February 19, 2017

SKAPEGOATING THE COPS

It’ a shame that with the information resources available to them, nonetheless, the Eastbay Times editorial writers seemed to have failed to include critical information in their analyses of police officers’ involvement with Ghost Ship and have reached the wrong conclusion scapegoating cops. The cops weren’t acting within a vacuum, they were acting under the conditions in Oakland.

Certainly the editors should know the general conditions include political considerations which impact policing: 1. The Policy of low-priority enforcement; 2. the 2014 mayoral election campaign that saw several candidate forum/”debates” sponsored or attended by arts supporters, where demands for housing support were constantly put to the candidates – like Schaff; 3. the influence of councilmember Kaplan who used to have a lot of contact with that crowd; 4. Police command structure in shambles while cops were frequently being protested, vilified, and physically attacked under charges of racism, sexism and favoring the propertied.

1. When a matter is considered by default or directive a “low priority for enforcement”— such as pot smoking, jay-walking, blight & housing code enforcement, in a city with a lot of unsatisfied higher priority matters the low priority stuff is practically if not officially a waste of any officer’s time.

2. With the swollen pool of political candidates hoping for more exposure and supporters, the arts community meant a lot of influence for the right favors – like funding, special zoning, reduced attention to reports of code violations.

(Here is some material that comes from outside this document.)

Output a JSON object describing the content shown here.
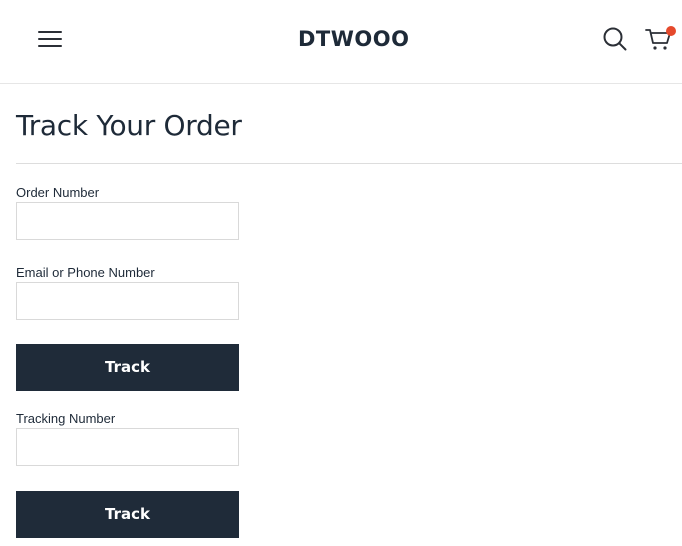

Several candidates forums/”debates” were hosted in arts spaces or attended by arts supporters. During the campaign I witnessed Kaplan and Schaff promise to continue their long support and address housing and workspace needs.

3. The most artsy looking person on the city council and the only councilmember-at-large (who represents and should know the entire city), it’s troubling that Kaplan wasn’t more effective in either cleaning up the trash outside or safeguarding the people inside.

4. After a decade of being accused and monitored and sued and assaulted and hated, Oakland Cops are disinclined to unnecessarily make new enemies, especially among the council or favored identity group.

Ghost Ship’s fault lies only with the City Manager, Mayor, and City Council. This tragedy occurred primarily for lack of a coordinator of information and the will to act. At worst, cops were aware of the black hole where all data goes but from which only inaction emits, and forsook frustration by sticking to the routine playbook. The cops were not trained, directed or supported to do otherwise. The tools and support come from the manager, who did not have the system in operation to prevent this.  Of course, the repeated failure of any department to communicate and coordinate with another is the failure of the city manager.

The policy direction comes from the Mayor and council. Even with the expected pandering from some, what can explain the failure of years of complaining by one councilman to get better results? Is the ineptitude of Oakland government so bad that a sitting councilmember couldn’t make it perform? You bet.